View source on GitHub |
Returns min k
values and their indices of the input operand
in an approximate manner.
tf.math.approx_min_k(
operand,
k,
reduction_dimension=-1,
recall_target=0.95,
reduction_input_size_override=-1,
aggregate_to_topk=True,
name=None
)
See https://arxiv.org/abs/2206.14286 for the algorithm details. This op is only optimized on TPU currently.
Returns | |
---|---|
Tuple of two arrays. The arrays are the least k values and the
corresponding indices along the reduction_dimension of the input
operand . The arrays' dimensions are the same as the input operand
except for the reduction_dimension : when aggregate_to_topk is true,
the reduction dimension is k ; otherwise, it is greater equals to k
where the size is implementation-defined.
|
We encourage users to wrap approx_min_k
with jit. See the following example
for nearest neighbor search over the squared l2 distance:
import tensorflow as tf
@tf.function(jit_compile=True)
def l2_ann(qy, db, half_db_norms, k=10, recall_target=0.95):
dists = half_db_norms - tf.einsum('ik,jk->ij', qy, db)
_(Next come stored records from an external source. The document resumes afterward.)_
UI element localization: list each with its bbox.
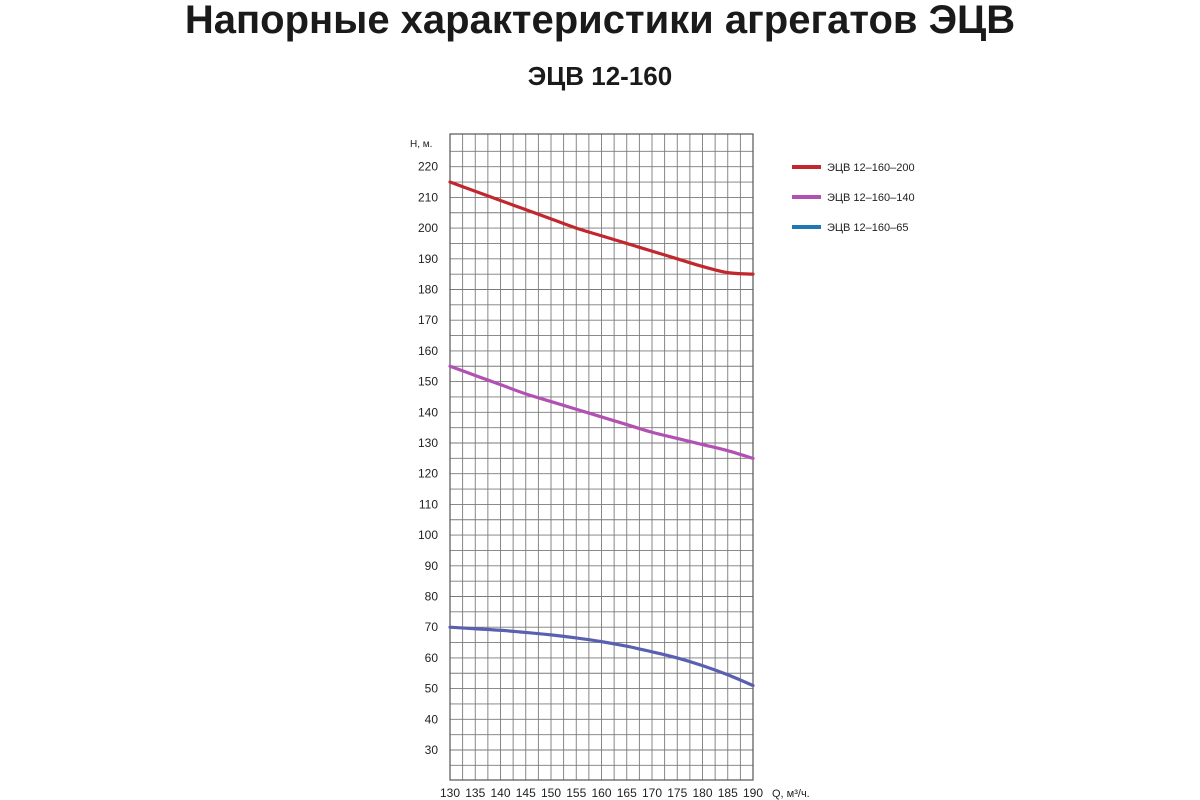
y-tick-label: 180 <box>418 283 438 297</box>
y-tick-label: 80 <box>425 590 439 604</box>
y-tick-label: 200 <box>418 221 438 235</box>
x-tick-label: 185 <box>718 786 738 800</box>
y-tick-label: 70 <box>425 620 439 634</box>
x-tick-label: 145 <box>516 786 536 800</box>
y-tick-label: 170 <box>418 313 438 327</box>
legend-label-1: ЭЦВ 12–160–200 <box>827 162 915 174</box>
y-tick-label: 120 <box>418 467 438 481</box>
y-tick-label: 60 <box>425 651 439 665</box>
y-tick-label: 110 <box>419 497 438 511</box>
legend: ЭЦВ 12–160–200 ЭЦВ 12–160–140 ЭЦВ 12–160–6… <box>792 162 915 234</box>
series-line-2 <box>448 364 755 460</box>
y-tick-label: 40 <box>425 712 439 726</box>
y-tick-label: 90 <box>425 559 439 573</box>
y-tick-label: 50 <box>425 682 439 696</box>
chart-subtitle: ЭЦВ 12-160 <box>527 61 673 91</box>
y-tick-label: 150 <box>418 375 438 389</box>
x-tick-labels: 130 135 140 145 150 155 160 165 170 175 180 185 190 <box>440 786 763 800</box>
y-tick-label: 100 <box>418 528 438 542</box>
x-tick-label: 180 <box>692 786 712 800</box>
x-axis-label: Q, м³/ч. <box>772 788 810 800</box>
y-tick-label: 140 <box>418 405 438 419</box>
y-tick-label: 210 <box>418 190 438 204</box>
x-tick-label: 175 <box>667 786 687 800</box>
x-tick-label: 165 <box>617 786 637 800</box>
page-title: Напорные характеристики агрегатов ЭЦВ <box>184 0 1016 42</box>
x-tick-label: 190 <box>743 786 763 800</box>
x-tick-label: 130 <box>440 786 460 800</box>
y-tick-labels: 30 40 50 60 70 80 90 100 110 120 130 140 150 160 170 18… <box>418 160 438 757</box>
x-tick-label: 150 <box>541 786 561 800</box>
y-tick-label: 30 <box>425 743 439 757</box>
y-tick-label: 130 <box>418 436 438 450</box>
x-tick-label: 135 <box>465 786 485 800</box>
series-lines <box>448 180 755 688</box>
x-tick-label: 160 <box>591 786 611 800</box>
legend-label-3: ЭЦВ 12–160–65 <box>827 222 909 234</box>
y-tick-label: 190 <box>418 252 438 266</box>
y-axis-label: H, м. <box>410 139 432 150</box>
x-tick-label: 155 <box>566 786 586 800</box>
y-tick-label: 160 <box>418 344 438 358</box>
legend-label-2: ЭЦВ 12–160–140 <box>827 192 915 204</box>
y-tick-label: 220 <box>418 160 438 174</box>
x-tick-label: 170 <box>642 786 662 800</box>
x-tick-label: 140 <box>490 786 510 800</box>
series-line-1 <box>448 180 755 276</box>
grid <box>449 134 754 780</box>
series-line-3 <box>448 625 755 688</box>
return tf.nn.approx_min_k(dists, k=k, recall_target=recall_target)
qy = tf.random.uniform((256,128))
db = tf.random.uniform((2048,128))
half_db_norms = tf.norm(db, axis=1) / 2
dists, neighbors = l2_ann(qy, db, half_db_norms)
In the example above, we compute db_norms/2 - dot(qy, db^T)
instead of
qy^2 - 2 dot(qy, db^T) + db^2
for performance reason. The former uses less
arithmetics and produces the same set of neighbors.